Tsubaki marries self-service and abandonment
It ain't easy being me. Not all the time, thankfully, but definitely in this restaurant called Tsubaki.
You see, my motive was simple: I felt like pigging out and I felt like Japanese. And preferably at a good price. It didn't even have to be authentic.
Since we happened to be in the Blok M area in South Jakarta, and I didn't feel like braving the frenzied "Little Tokyo" side streets, we thought we'd head to the generally neutral territory of Jl. Panglima Polim Raya. Which was where we found Tsubaki.
In the tradition of Hanamasa, it's mainly a self-service restaurant, with a full Yakiniku or Shabu Shabu course for Rp 22,000 (US$9.05) offered up as its highlight. In a self- consciously Japanese way, the billboard proudly announces a daily 20 percent discount between 3 p.m. and 5:30 p.m., and live music every Saturday and Sunday.
The words Yakiniku and Shabu Shabu are so brightly illuminated that they almost eclipse the name of the restaurant. It is almost as if the latter were of no consequence as long as the products on offer are made crystal clear to prospective diners.
The dining area is well-scrubbed and rigorously symmetrical, kind of like those super-efficient refectories selling hot canned food that you find in many European underground train stations.
No, I didn't have any problem with the interior. Neither did I have a problem with the food, which, although not great, is passable and certainly bountiful.

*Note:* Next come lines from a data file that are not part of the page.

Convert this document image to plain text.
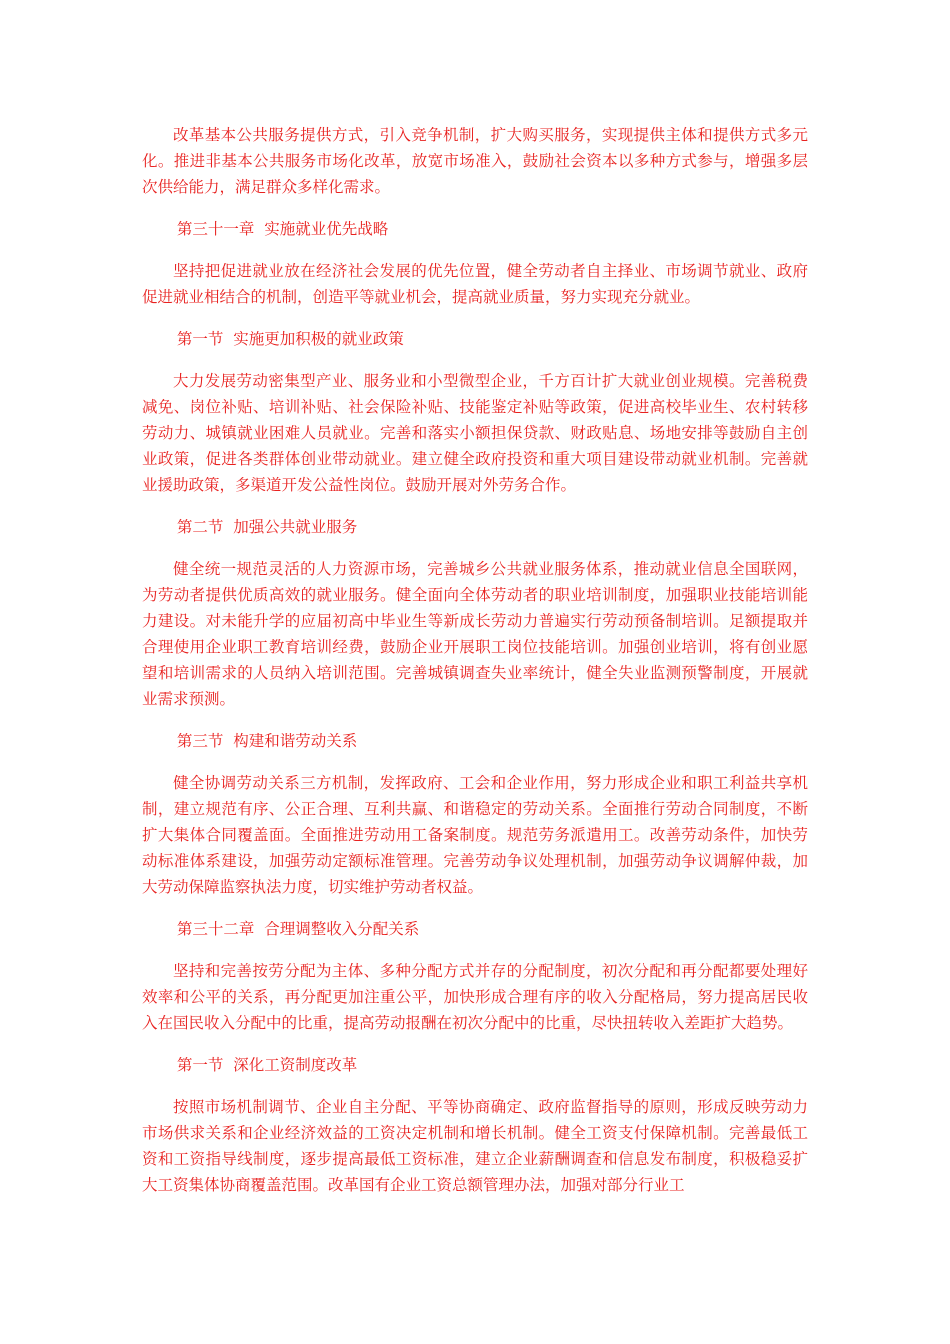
改革基本公共服务提供方式，引入竞争机制，扩大购买服务，实现提供主体和提供方式多元化。推进非基本公共服务市场化改革，放宽市场准入，鼓励社会资本以多种方式参与，增强多层次供给能力，满足群众多样化需求。

第三十一章  实施就业优先战略

坚持把促进就业放在经济社会发展的优先位置，健全劳动者自主择业、市场调节就业、政府促进就业相结合的机制，创造平等就业机会，提高就业质量，努力实现充分就业。

第一节  实施更加积极的就业政策

大力发展劳动密集型产业、服务业和小型微型企业，千方百计扩大就业创业规模。完善税费减免、岗位补贴、培训补贴、社会保险补贴、技能鉴定补贴等政策，促进高校毕业生、农村转移劳动力、城镇就业困难人员就业。完善和落实小额担保贷款、财政贴息、场地安排等鼓励自主创业政策，促进各类群体创业带动就业。建立健全政府投资和重大项目建设带动就业机制。完善就业援助政策，多渠道开发公益性岗位。鼓励开展对外劳务合作。

第二节  加强公共就业服务

健全统一规范灵活的人力资源市场，完善城乡公共就业服务体系，推动就业信息全国联网，为劳动者提供优质高效的就业服务。健全面向全体劳动者的职业培训制度，加强职业技能培训能力建设。对未能升学的应届初高中毕业生等新成长劳动力普遍实行劳动预备制培训。足额提取并合理使用企业职工教育培训经费，鼓励企业开展职工岗位技能培训。加强创业培训，将有创业愿望和培训需求的人员纳入培训范围。完善城镇调查失业率统计，健全失业监测预警制度，开展就业需求预测。

第三节  构建和谐劳动关系

健全协调劳动关系三方机制，发挥政府、工会和企业作用，努力形成企业和职工利益共享机制，建立规范有序、公正合理、互利共赢、和谐稳定的劳动关系。全面推行劳动合同制度，不断扩大集体合同覆盖面。全面推进劳动用工备案制度。规范劳务派遣用工。改善劳动条件，加快劳动标准体系建设，加强劳动定额标准管理。完善劳动争议处理机制，加强劳动争议调解仲裁，加大劳动保障监察执法力度，切实维护劳动者权益。

第三十二章  合理调整收入分配关系

坚持和完善按劳分配为主体、多种分配方式并存的分配制度，初次分配和再分配都要处理好效率和公平的关系，再分配更加注重公平，加快形成合理有序的收入分配格局，努力提高居民收入在国民收入分配中的比重，提高劳动报酬在初次分配中的比重，尽快扭转收入差距扩大趋势。

第一节  深化工资制度改革

按照市场机制调节、企业自主分配、平等协商确定、政府监督指导的原则，形成反映劳动力市场供求关系和企业经济效益的工资决定机制和增长机制。健全工资支付保障机制。完善最低工资和工资指导线制度，逐步提高最低工资标准，建立企业薪酬调查和信息发布制度，积极稳妥扩大工资集体协商覆盖范围。改革国有企业工资总额管理办法，加强对部分行业工
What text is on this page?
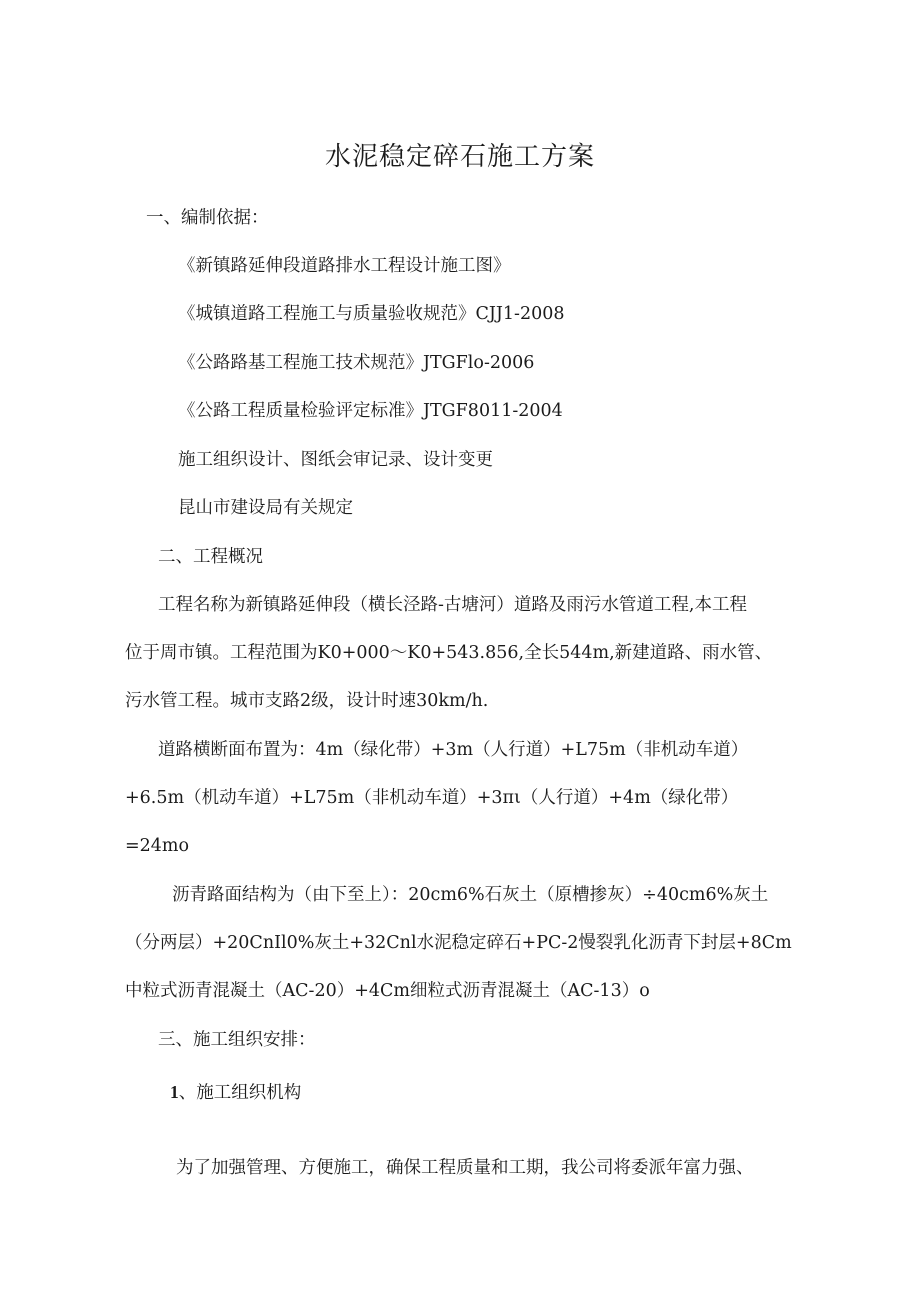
水泥稳定碎石施工方案
一、编制依据：
《新镇路延伸段道路排水工程设计施工图》
《城镇道路工程施工与质量验收规范》CJJ1-2008
《公路路基工程施工技术规范》JTGFlo-2006
《公路工程质量检验评定标准》JTGF8011-2004
施工组织设计、图纸会审记录、设计变更
昆山市建设局有关规定
二、工程概况
工程名称为新镇路延伸段（横长泾路-古塘河）道路及雨污水管道工程,本工程
位于周市镇。工程范围为K0+000～K0+543.856,全长544m,新建道路、雨水管、
污水管工程。城市支路2级，设计时速30km∕h.
道路横断面布置为：4m（绿化带）+3m（人行道）+L75m（非机动车道）
+6.5m（机动车道）+L75m（非机动车道）+3πι（人行道）+4m（绿化带）
=24mo
沥青路面结构为（由下至上）：20cm6%石灰土（原槽掺灰）÷40cm6%灰土
（分两层）+20CnIl0%灰土+32Cnl水泥稳定碎石+PC-2慢裂乳化沥青下封层+8Cm
中粒式沥青混凝土（AC-20）+4Cm细粒式沥青混凝土（AC-13）o
三、施工组织安排：
1、施工组织机构
为了加强管理、方便施工，确保工程质量和工期，我公司将委派年富力强、
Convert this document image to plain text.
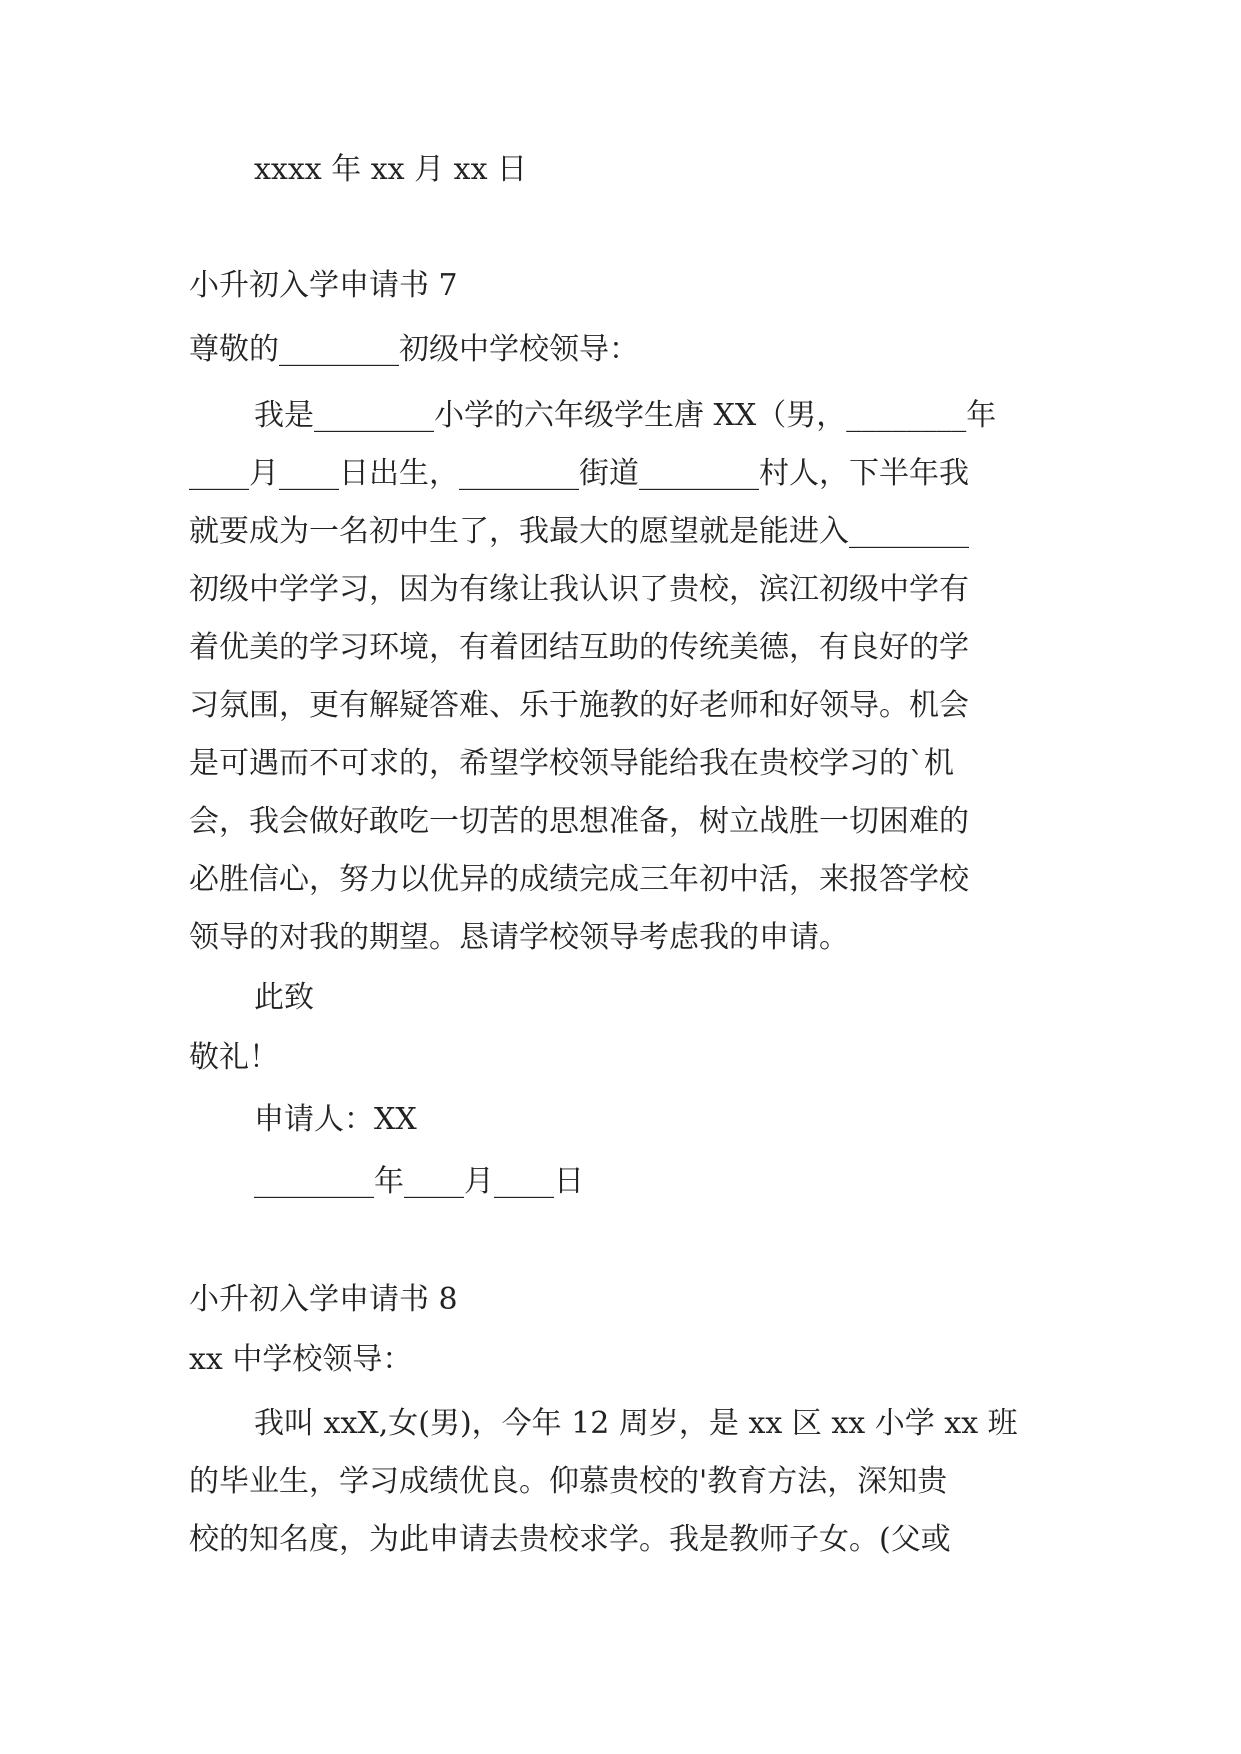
xxxx 年 xx 月 xx 日

小升初入学申请书 7

尊敬的________初级中学校领导：

我是________小学的六年级学生唐 XX（男，________年

____月____日出生，________街道________村人，下半年我

就要成为一名初中生了，我最大的愿望就是能进入________

初级中学学习，因为有缘让我认识了贵校，滨江初级中学有

着优美的学习环境，有着团结互助的传统美德，有良好的学

习氛围，更有解疑答难、乐于施教的好老师和好领导。机会

是可遇而不可求的，希望学校领导能给我在贵校学习的`机

会，我会做好敢吃一切苦的思想准备，树立战胜一切困难的

必胜信心，努力以优异的成绩完成三年初中活，来报答学校

领导的对我的期望。恳请学校领导考虑我的申请。

此致

敬礼！

申请人：XX

________年____月____日

小升初入学申请书 8

xx 中学校领导：

我叫 xxX,女(男)，今年 12 周岁，是 xx 区 xx 小学 xx 班

的毕业生，学习成绩优良。仰慕贵校的'教育方法，深知贵

校的知名度，为此申请去贵校求学。我是教师子女。(父或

Imagine. You can take as much kimchi, salad, vegetables, chicken, squid, New Zealand beef and other mouth-watering delights as your heart desires, lump them on your personal griller, watch them brown so fast you won't be able to catch up, and you can keep on doing this for ages until your tummy bursts. You can even try to sneak up for seconds provided the flamboyant, omnipresent manager doesn't catch you and bill you twice.
Not to mention the accompaniments: Rice, miso soup, and a range of desserts which include fresh fruits and an assortment of curiously Thai-looking tapioca and coconut-based sweets. It doesn't matter that the last category I mentioned is hardly edible. There is even a set of free teeny-weeny sushi for good measure.
To some, this is absolute paradise. My partner, never too difficult to please, certainly thought so.
But here we come to where I didn't fit in. As my eyes darted around to appraise my surroundings, I realized I was the only one who hadn't signed up to sing karaoke. Jubilance was in the air. Everybody wanted to belt out a tune.
Sure enough, before long the jingling serenades were marred by all sorts of amateurish voices, each with a tale to tell.
I am something of a stickler for rules; when we eat, we eat, when we sing, we sing, but I find disagreeable any attempt to marry the two. A confounding paradox, I agree, since karaoke is without doubt one of the earliest and most popular forms of modern "eatertainment" to hit Asia.
But Tsubaki changed my mind -- not in the way that made me call the manager over and beg to sing Desi Ratnasari's Tenda Biru, but in the way that I began to understand just where the attraction lay, at least, for everybody else in that restaurant.
For this must be the pinnacle of all relaxation forms -- total abandonment. I saw how the two gorgons of gossip sitting opposite us were reduced to nothing more than two giggling girls trying to flow with the sweet, easy drone of steel guitar; how the prim Indonesian couple sitting next to us suddenly came alive as they tried to catch every word of a particularly capricious song; how the quiet lady trapped between two gentlemen at the far end table was instantly transformed into a budding Samantha Fox as she literally stomped to a jangly but seductive tune.
Whether these momentary transformations were an incitement to perversity or a defusing of it, I can't begin to tell. But no where have I felt more strongly that public impulses are as separate from social ones as the "floating world" is from the family home. For all its superficial dreich, Tsubaki promises release. From pent-up feelings, pressure, or plain tedium. It's an unlikely, yet oddly affecting world of indulgences, where even the shyest of people feel they can let go, trusting that everybody else in the room is there for the same reason.
Which makes Rp 65,000 for two almost too cheap to pay for such a privilege.
The polite Indonesian waiters, flawlessly playing the role of their Japanese counterparts, reminded me further that in such a world it is still us who are the gaijin (foreigner). In fact, it's like that everywhere, in thousands of Tsubakis worldwide. Such is the Japanese cultural impact on the larger world.